Don't use plain water, you have to be acidic to protonate the ascorbic acid. Only in the protonated, neutral state you have a chance to retain ascorbic acid by reversed phase. Even then, you have to stay low with the aqueous amount of the eluent.

[Creal]

Additionality, ascrobic acid is very polar compound, so anyway the retention on C18 column will be low. Especially on Zorbax RRHD which I'm assuming have very good endcapping. I don't have access to read the originally paper but I suspect that they used old type column with worse that Zorbax RRHD endaping so there was a possibility to retain ascorbic acid with silanols activity. Also I'm agreeing with statment above, ascorbic acid has to be protonated in order to retain on column C18 type.

[Vlad Orlovsky]

We have developed a column which separates fat- and water-soluble vitamins in one run. The column should be available for purchase in January 2015. There are 4 mechanisms of interaction you can explore on this column at the same time - reversed-phase, HILIC, cation- and anion-exchange, which basically covers all vitamins. I am working on a newsletter, which will most likely be published in December. Contact me if you want to see preliminary data.
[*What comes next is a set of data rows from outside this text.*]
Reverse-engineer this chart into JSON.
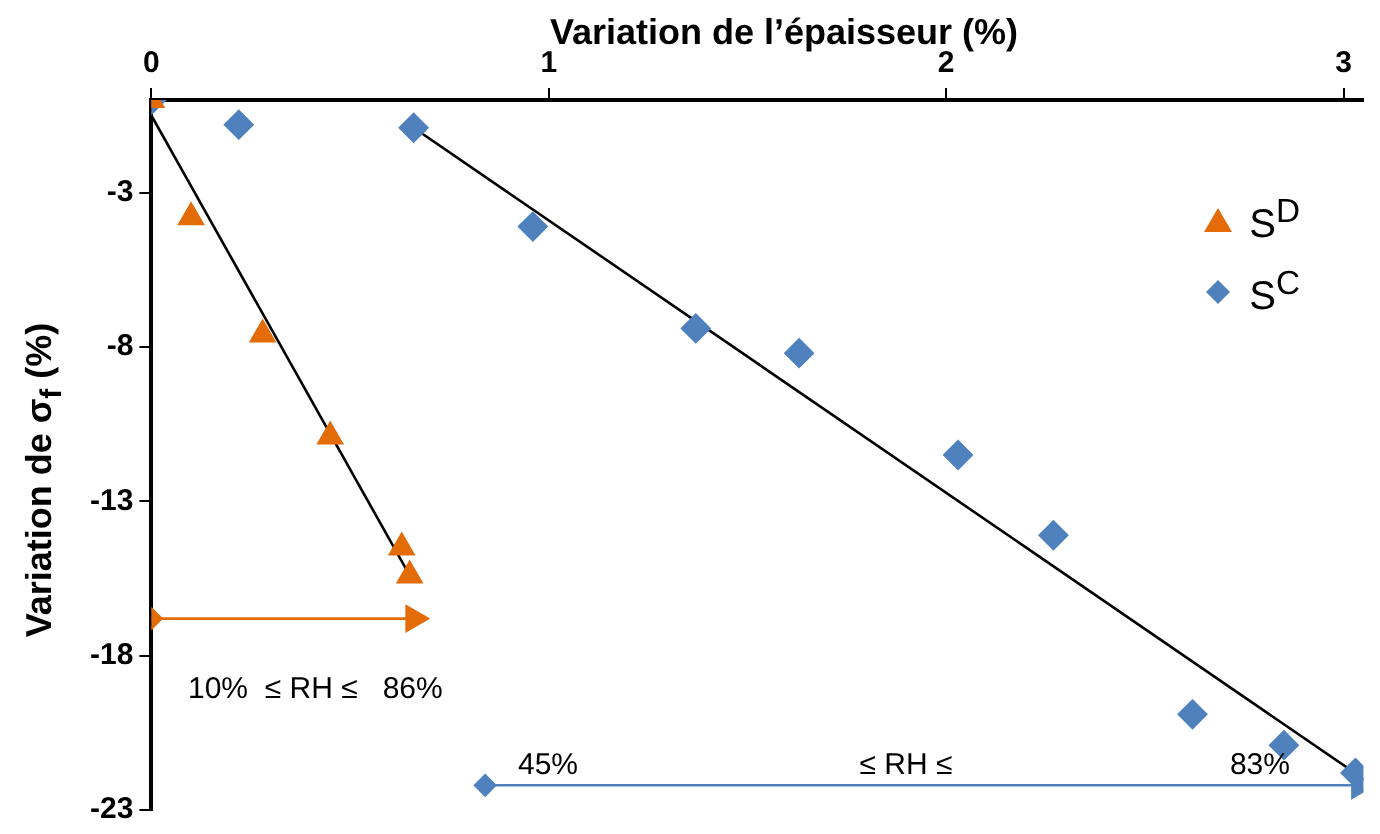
{
  "chart_data": {
    "type": "scatter",
    "xlabel": "Variation de l’épaisseur (%)",
    "ylabel": "Variation de σ$_{f}$ (%)",
    "xlim": [
      0,
      3.05
    ],
    "xticks": [
      0,
      1,
      2,
      3
    ],
    "ylim": [
      -23,
      0
    ],
    "yticks": [
      -23,
      -18,
      -13,
      -8,
      -3
    ],
    "grid": false,
    "legend": "top right",
    "series": [
      {
        "name": "S$^{D}$",
        "marker": "triangle",
        "color": "#e36c09",
        "x": [
          0,
          0.1,
          0.28,
          0.45,
          0.63,
          0.65
        ],
        "values": [
          0,
          -3.8,
          -7.6,
          -10.9,
          -14.5,
          -15.4
        ]
      },
      {
        "name": "S$^{C}$",
        "marker": "diamond",
        "color": "#4f81bd",
        "x": [
          0,
          0.22,
          0.66,
          0.96,
          1.37,
          1.63,
          2.03,
          2.27,
          2.62,
          2.85,
          3.03
        ],
        "values": [
          0,
          -0.8,
          -0.9,
          -4.1,
          -7.4,
          -8.2,
          -11.5,
          -14.1,
          -19.9,
          -20.9,
          -21.8
        ]
      },
      {
        "type": "line",
        "marker": "none",
        "color": "#000000",
        "x": [
          0,
          0.65
        ],
        "values": [
          -0.5,
          -15.4
        ]
      },
      {
        "type": "line",
        "marker": "none",
        "color": "#000000",
        "x": [
          0.66,
          3.04
        ],
        "values": [
          -0.9,
          -21.9
        ]
      },
      {
        "type": "line",
        "marker": "diamond",
        "color": "#e36c09",
        "x": [
          0,
          0.66
        ],
        "values": [
          -16.8,
          -16.8
        ]
      },
      {
        "type": "line",
        "marker": "diamond",
        "color": "#4f81bd",
        "x": [
          0.84,
          3.04
        ],
        "values": [
          -22.2,
          -22.2
        ]
      }
    ],
    "annotations": [
      "10%  ≤ RH ≤   86%",
      "45%",
      "≤ RH ≤",
      "83%"
    ]
  }
}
Also your particular set can most likely be done on Primesep D or Primesep SB column, which is RP/anion-exchange column. You fat soluble vitamins will retain by RP and ascorbic acid will retain by anion-exchange mechanism. Both columns are commercially available since 2004.

[Vlad Orlovsky]

Just managed to develop a method in less than 2 h for Vitamin C, Vitamin A and Vitamin E . Will post it here soon.